The 1986 reforms transformed the FCA from a dormant statute into a powerful enforcement engine by fundamentally restructuring how qui tam cases worked. Congress increased financial incentives, lowered legal barriers, and expanded the scope of liability, all of which made filing suit far more attractive to insiders.

– The whistleblower reward share rose to 15–30 percent of recoveries, up from the previous 25% cap, creating real financial motivation
– The government knowledge bar was replaced with a narrower public disclosure bar, meaning relators could sue even if the government already possessed some information
– The definition of “knowing” was expanded to include reckless disregard, lowering the proof threshold for whistleblowers
– Treble damages and higher per-claim penalties were introduced, increasing the stakes for defendants

Healthcare qui tam recoveries grew from virtually nothing to over $2 billion annually through a steady, decades-long buildup.

In 1987, the year after the landmark FCA amendments, qui tam recoveries totaled zero, and total FCA recoveries were just $86 million. By 1994, total government recoveries broke the $1 billion mark for the first time.

The momentum continued into the 2000s: in 2006, the Justice Department recovered a record $3.1 billion, with 72% coming from healthcare fraud.

By 2010, healthcare fraud recoveries alone reached $2.5 billion. Healthcare-related FCA recoveries have now exceeded $2 billion for ten consecutive years, with qui tam actions consistently driving the majority of those recoveries.

Healthcare cases dominate qui tam recoveries because the scale of government spending in the sector is unmatched by any other industry. Factors that contribute to this are:

– Medicare and Medicaid process over one trillion dollars annually, creating vast opportunities for fraud
– Complex billing rules and fragmented oversight make fraud easier to conceal and harder to detect
– The Anti-Kickback Statute and Stark Law create clear, bright-line rules that investigators can readily apply
– Pharmaceutical and device pricing schemes often involve massive dollar amounts per violation
– Whistleblowers in healthcare have the strongest financial incentives and best legal protections under the FCA

The rise of sophisticated fraud schemes in pharmaceuticals and medical devices has fueled qui tam growth by creating complex financial arrangements that only insiders can fully understand.

Schemes like off-label marketing, kickbacks disguised as speaker fees, and price reporting fraud involve intricate contracts and billing codes that are nearly impossible for auditors to detect without internal documentation. This complexity makes whistleblowers indispensable, as they provide the evidence needed to unravel these arrangements.

Additionally, the high dollar amounts involved in pharmaceutical fraud, combined with the FCA’s treble damages and qui tam incentives, have made these cases exceptionally attractive for both relators and the government.

The growth reveals a partnership built on mutual dependency where whistleblowers provide the insider knowledge and the government provides the legal machinery. Neither can achieve the same results alone.
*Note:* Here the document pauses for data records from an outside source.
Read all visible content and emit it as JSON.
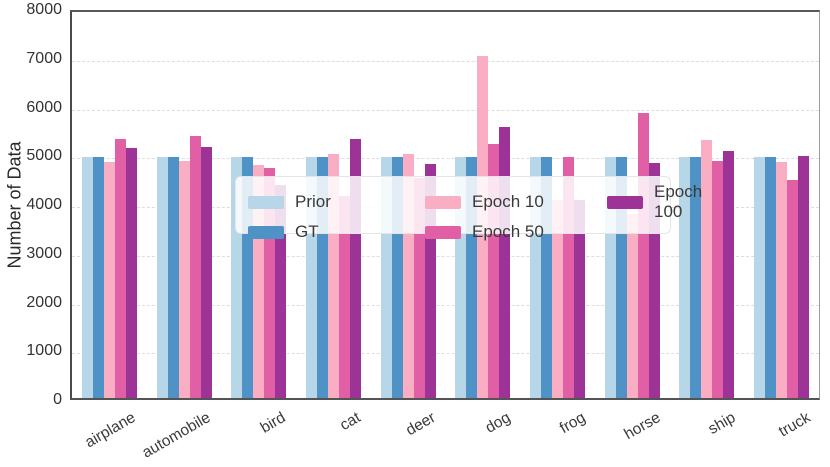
{
  "figure": {
    "ylabel": "Number of Data"
  },
  "chart_data": {
    "type": "bar",
    "title": "",
    "xlabel": "",
    "ylabel": "Number of Data",
    "ylim": [
      0,
      8000
    ],
    "yticks": [
      0,
      1000,
      2000,
      3000,
      4000,
      5000,
      6000,
      7000,
      8000
    ],
    "grid": "horizontal dashed gridlines",
    "legend_position": "inside center, 3 columns, semi-transparent box",
    "categories": [
      "airplane",
      "automobile",
      "bird",
      "cat",
      "deer",
      "dog",
      "frog",
      "horse",
      "ship",
      "truck"
    ],
    "series": [
      {
        "name": "Prior",
        "color": "#b7d7e9",
        "values": [
          5000,
          5000,
          5000,
          5000,
          5000,
          5000,
          5000,
          5000,
          5000,
          5000
        ]
      },
      {
        "name": "GT",
        "color": "#4f92c5",
        "values": [
          5000,
          5000,
          5000,
          5000,
          5000,
          5000,
          5000,
          5000,
          5000,
          5000
        ]
      },
      {
        "name": "Epoch 10",
        "color": "#f9aec3",
        "values": [
          4900,
          4910,
          4830,
          5050,
          5050,
          7080,
          4110,
          3820,
          5340,
          4900
        ]
      },
      {
        "name": "Epoch 50",
        "color": "#e160a5",
        "values": [
          5360,
          5430,
          4760,
          4190,
          4550,
          5270,
          5000,
          5900,
          4910,
          4520
        ]
      },
      {
        "name": "Epoch 100",
        "color": "#9e3397",
        "values": [
          5190,
          5200,
          4420,
          5370,
          4860,
          5620,
          4100,
          4880,
          5120,
          5020
        ]
      }
    ]
  }
}
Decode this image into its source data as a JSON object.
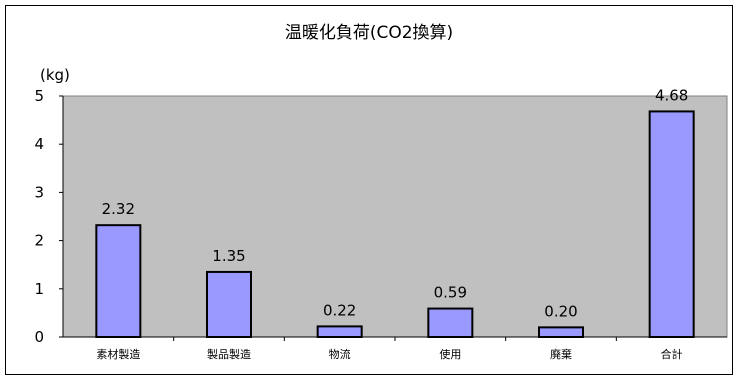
{
  "chart_data": {
    "type": "bar",
    "title": "温暖化負荷(CO2換算)",
    "ylabel": "(kg)",
    "xlabel": "",
    "categories": [
      "素材製造",
      "製品製造",
      "物流",
      "使用",
      "廃棄",
      "合計"
    ],
    "values": [
      2.32,
      1.35,
      0.22,
      0.59,
      0.2,
      4.68
    ],
    "value_labels": [
      "2.32",
      "1.35",
      "0.22",
      "0.59",
      "0.20",
      "4.68"
    ],
    "ylim": [
      0,
      5
    ],
    "yticks": [
      "0",
      "1",
      "2",
      "3",
      "4",
      "5"
    ],
    "grid": false,
    "legend": "none",
    "colors": {
      "plot_background": "#c0c0c0",
      "bar_fill": "#9999ff",
      "bar_stroke": "#000000"
    }
  }
}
– Whistleblowers supply documentation, witness testimony, and firsthand accounts that investigators cannot obtain through audits or subpoenas
– The government provides litigation resources, settlement leverage, and the credibility that comes with federal intervention
– This partnership has proven so effective that the government now routinely relies on relators to identify and develop cases, intervening in a significant portion of filed suits

The FCA has become the government’s most effective healthcare fraud tool because it combines financial incentives, whistleblower access, and powerful penalties.

Its qui tam provisions incentivize insiders to come forward with evidence that investigators cannot obtain through routine audits. Once a case is filed, the government can intervene and leverage the FCA’s treble damages and per-claim penalties to secure substantial settlements.

The statute’s linkage to the Anti-Kickback Statute through the Affordable Care Act further expanded its reach. No other enforcement tool offers this combination of private initiative, government resources, and deterrent force.